Im Coltrane-Universum
Die vier sind seit Monaten auf Europatournee und jetzt offenbar äusserst zufrieden, im Emmental ein wenig rasten zu können. Sie sei sehr glücklich, hier zu sein, meint Lakecia Benjamin nach dem wabernden «Liberia»-Intro. Sie komme gerade aus Paris. Hier in Langnau sei einfach alles besser: die Luft, das Essen, die Landschaft, das Hotel und, ja, auch die Leute, sagt sie und lässt damit gleich jegliches Gefühl der anfänglichen Distanziertheit verfliegen.
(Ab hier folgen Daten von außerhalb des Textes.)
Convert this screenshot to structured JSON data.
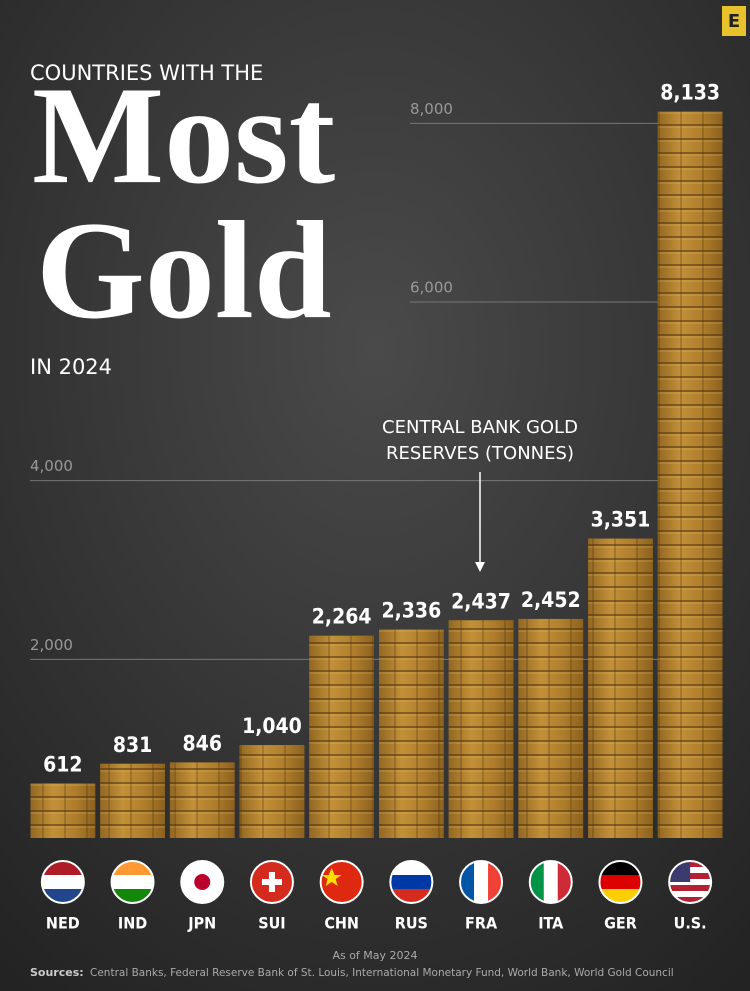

Die sympathische Frau lässt es in der Kupferschmiede gar etwas familiär werden. Es ist, als sitze man in ihrem Wohnzimmer und lasse sich von ihr durch das spirituelle, melancholische und energetische Coltrane-Universum führen.
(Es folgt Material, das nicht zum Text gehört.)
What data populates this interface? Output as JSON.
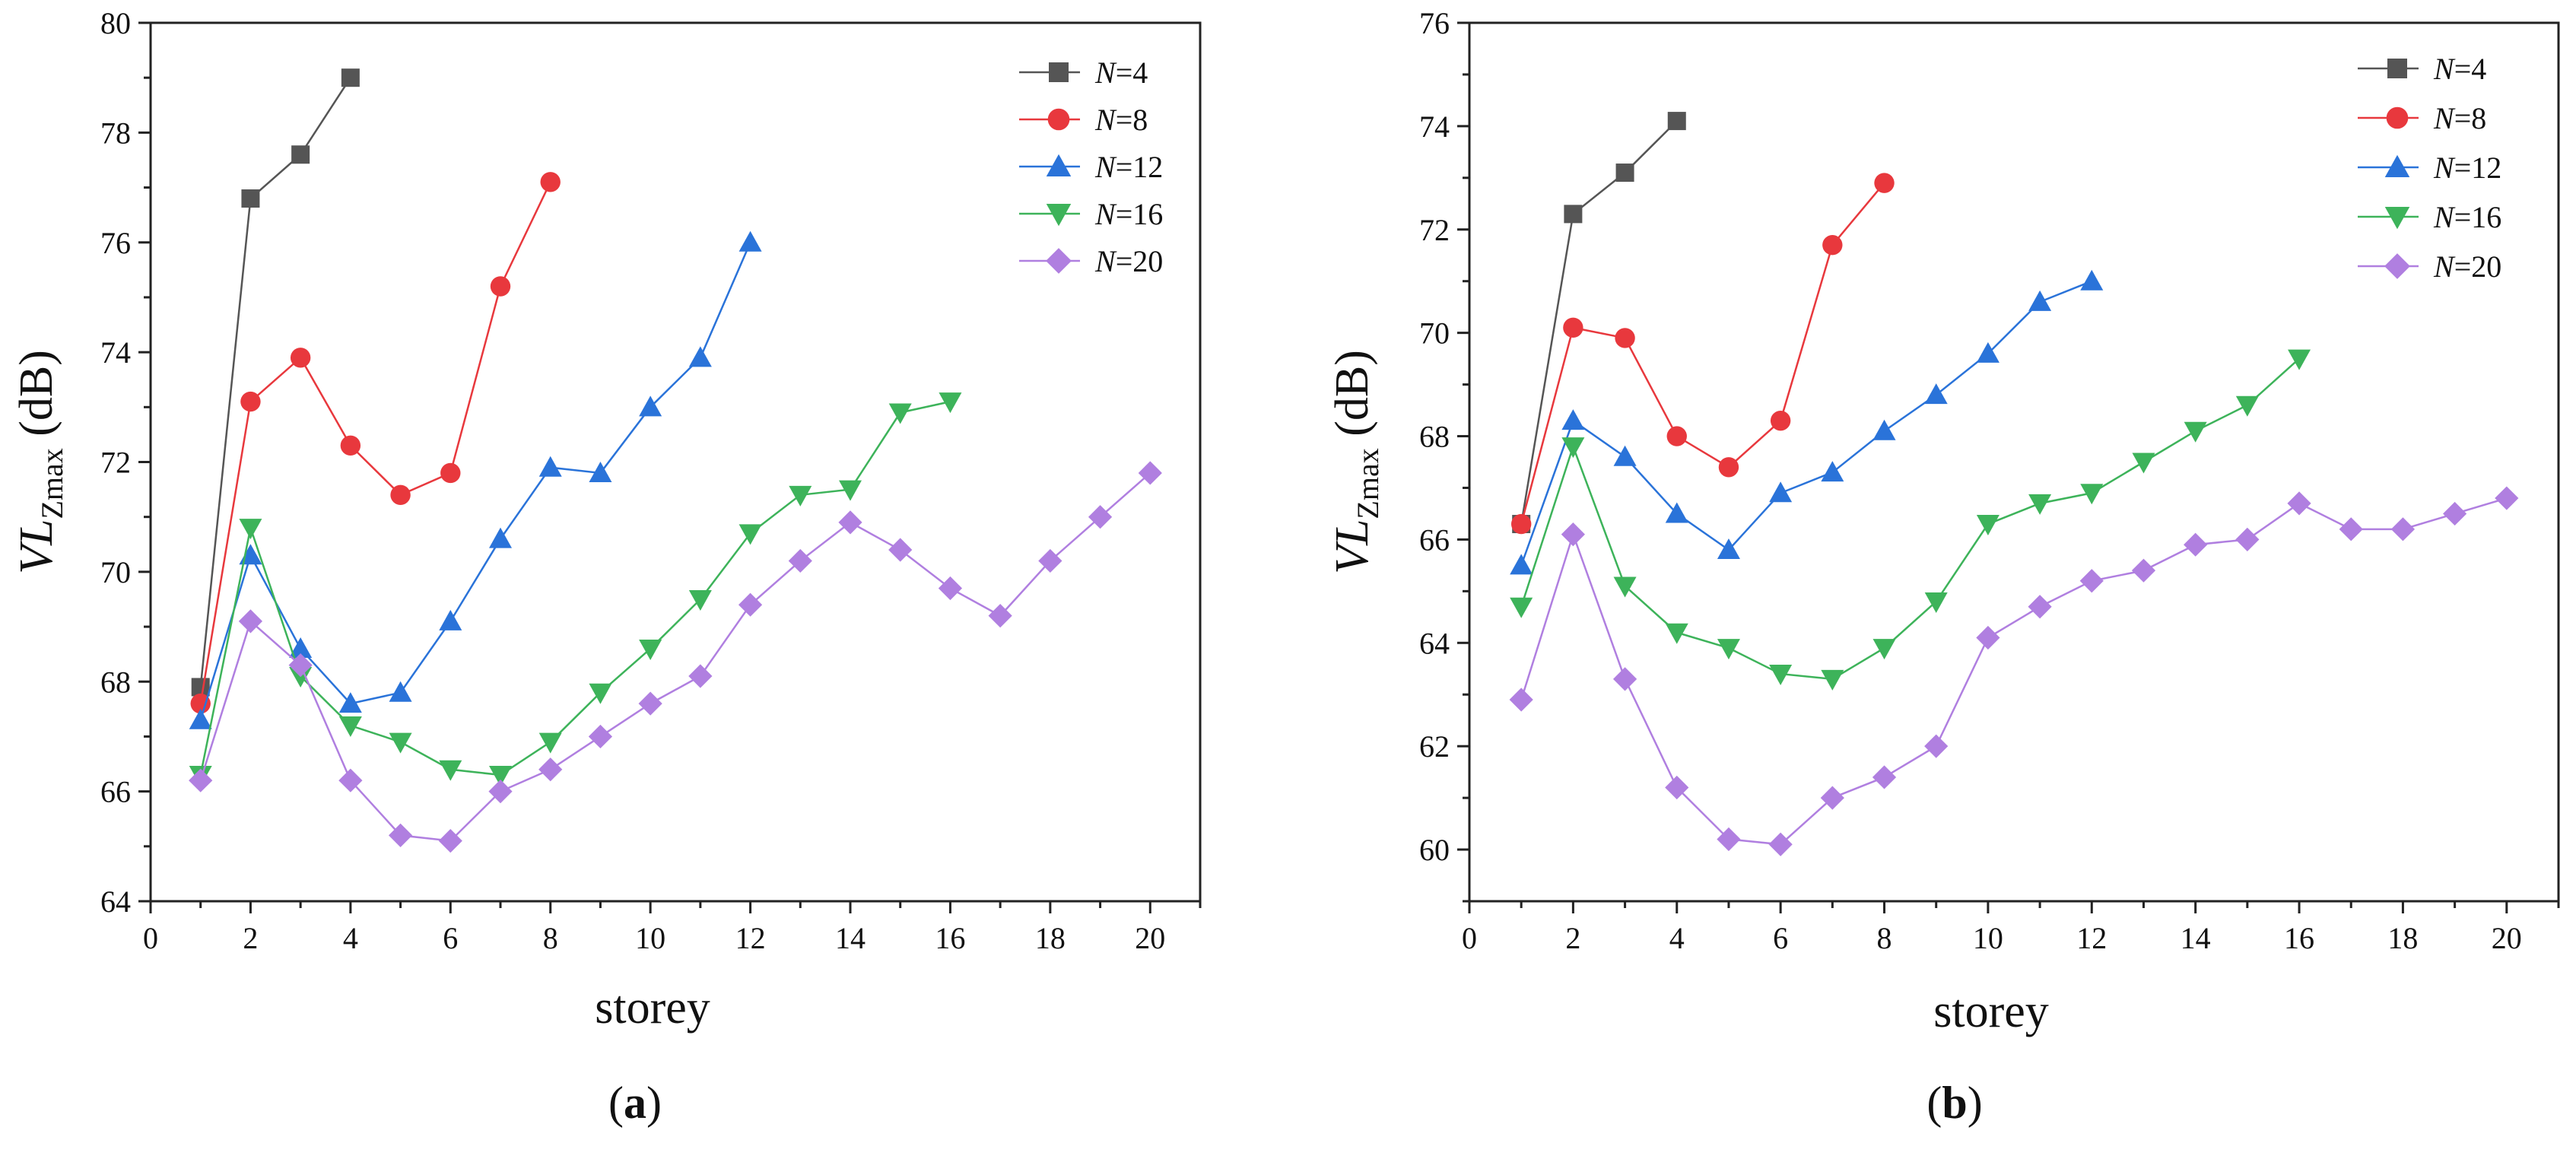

Die Reise beginnt mit einem hemmungslosen «Syeeda’s Song Flute» von John Coltranes «Giant Steps» aus dem Jahr 1960 und geht über in Alice Coltranes Bluesballade «Turiya and Ramakrishna», die zur dunkelblauen Betörung mit hellen Altoschreien wird.
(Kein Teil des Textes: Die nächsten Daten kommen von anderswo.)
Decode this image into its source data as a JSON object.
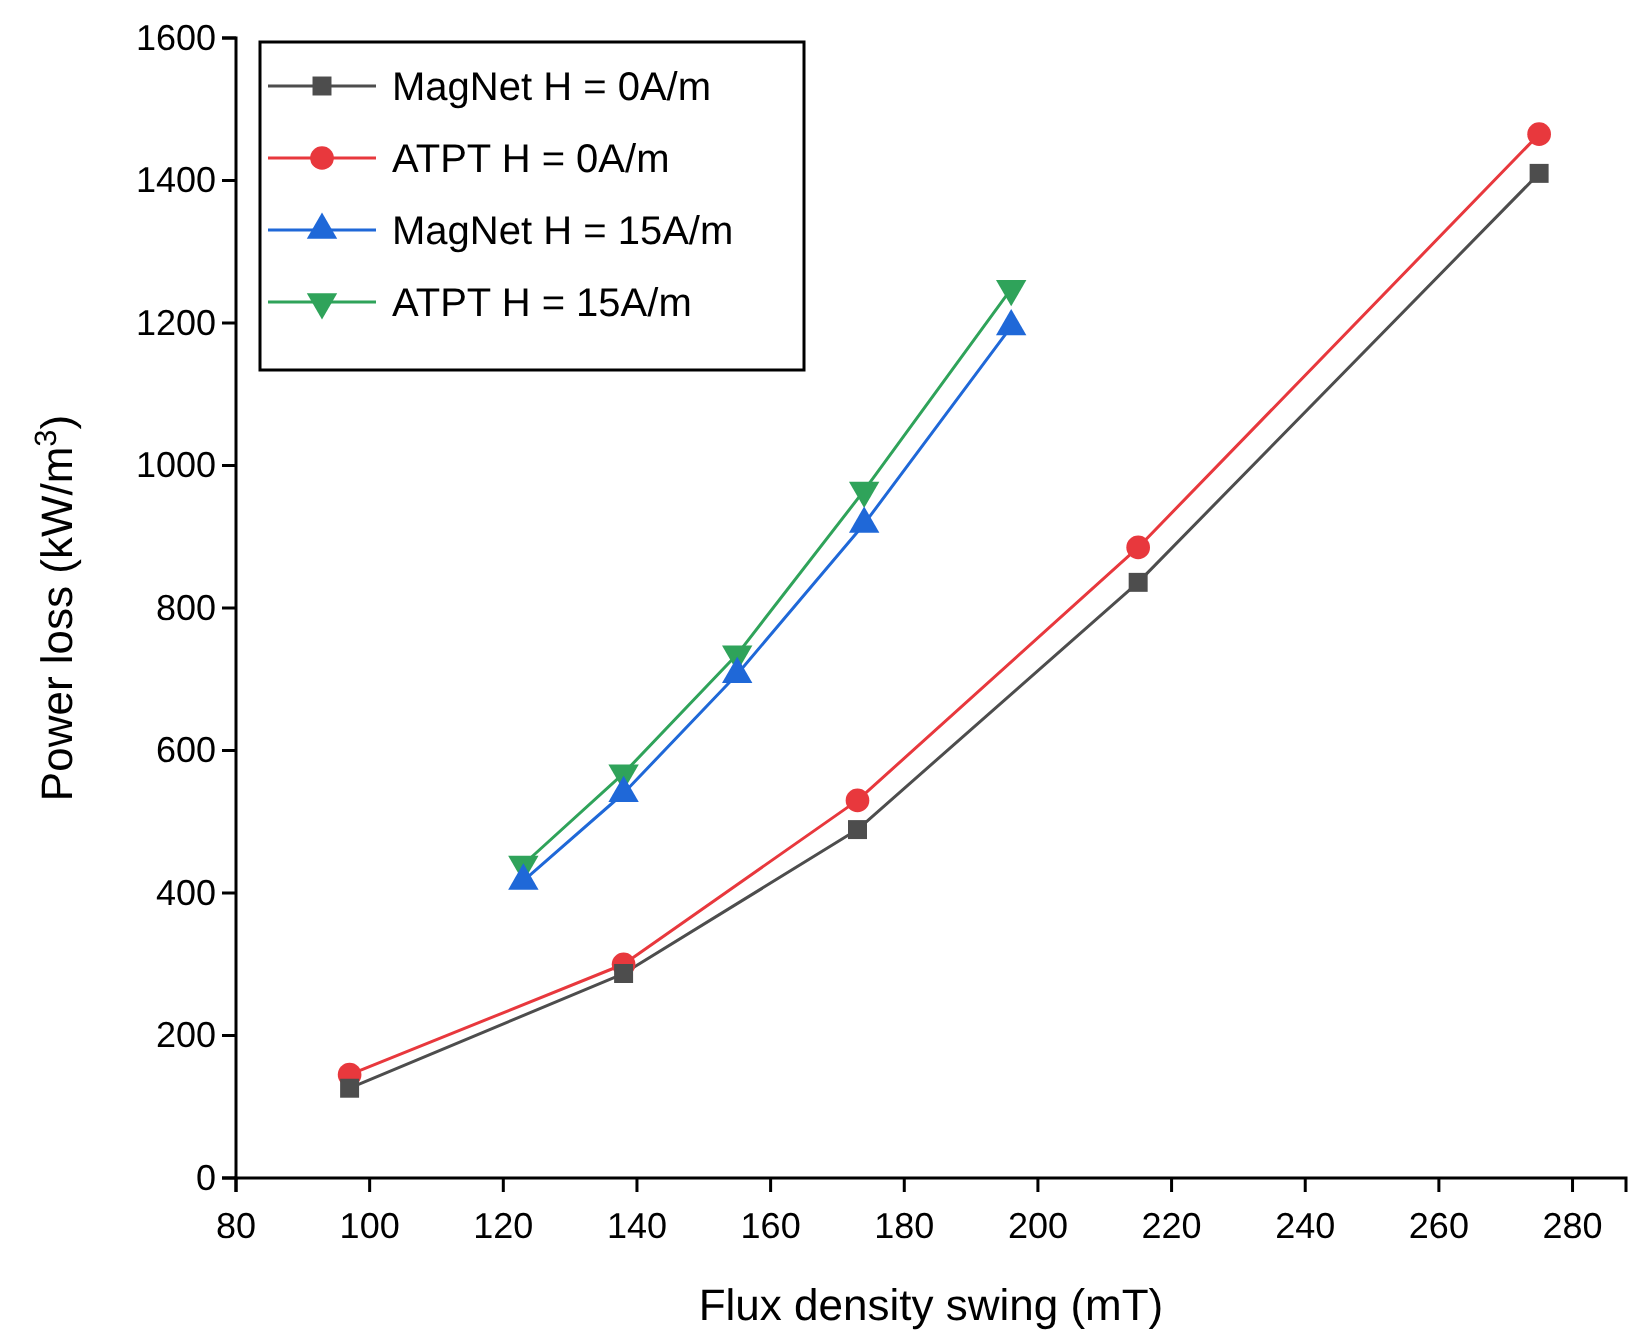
{
  "chart_data": {
    "type": "line",
    "xlabel": "Flux density swing (mT)",
    "ylabel": "Power loss (kW/m$^{3}$)",
    "xlim": [
      80,
      288
    ],
    "xticks": [
      80,
      100,
      120,
      140,
      160,
      180,
      200,
      220,
      240,
      260,
      280
    ],
    "ylim": [
      0,
      1600
    ],
    "yticks": [
      0,
      200,
      400,
      600,
      800,
      1000,
      1200,
      1400,
      1600
    ],
    "grid": false,
    "legend": "top left",
    "series": [
      {
        "name": "MagNet H = 0A/m",
        "color": "#4d4d4d",
        "marker": "square",
        "x": [
          97,
          138,
          173,
          215,
          275
        ],
        "values": [
          126,
          287,
          489,
          836,
          1410
        ]
      },
      {
        "name": "ATPT H = 0A/m",
        "color": "#e8383d",
        "marker": "circle",
        "x": [
          97,
          138,
          173,
          215,
          275
        ],
        "values": [
          145,
          300,
          530,
          885,
          1465
        ]
      },
      {
        "name": "MagNet H = 15A/m",
        "color": "#1f68d8",
        "marker": "triangle",
        "x": [
          123,
          138,
          155,
          174,
          196
        ],
        "values": [
          417,
          540,
          707,
          918,
          1195
        ]
      },
      {
        "name": "ATPT H = 15A/m",
        "color": "#2fa35a",
        "marker": "triangle-down",
        "x": [
          123,
          138,
          155,
          174,
          196
        ],
        "values": [
          440,
          568,
          735,
          965,
          1248
        ]
      }
    ]
  }
}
So geht das hin und her – von John zu Alice und zurück. Benjamin lässt sich von der Band tragen, tanzt mit ihrem hellen Altsaxofon wie auf einem Vulkan, spielt ausserordentlich leichtfüssig, temporeich, hoch konzentiert und manchmal, vielleicht, etwas zu abgeklärt. Ihre Versionen sind oft mehr ein Kitzeln als ein Kratzen, dabei aber durchaus kraftvoll. Gerade das sehr bekannte «My Favorite Things» vom gleichnamigen Album von 1961 lässt sie absichtlich etwas zerfleddern und verleiht dem Song dadurch einen eigentümlichen, nicht unsympathischen Punk-Einschlag. Alice Coltranes Version von «Walk with Me» wird zum elegischen, zarten, souligen Geflüster.
So reduziert, im Quartett, sind die Interpretationen, anders als auf dem Album, jedoch meist nahe an den Originalen. Da gibt es keine Hip-Hop- oder Funk-Ausschweifungen. Lakecia Benjamin verschmilzt die so unterschiedlichen Welten von Alice und John Coltrane zu etwas Eigenem in frischen, frechen Farben. Johns Kompositionen nimmt sie die Schwere, Alices Songs die Süsslichkeit. Der Abend findet in einer kernigen Suite aus «Alabama» (Live at Birdland, 1963) und «Acknowledgemt» (A Love Supreme, 1965) ein bewegendes Finale.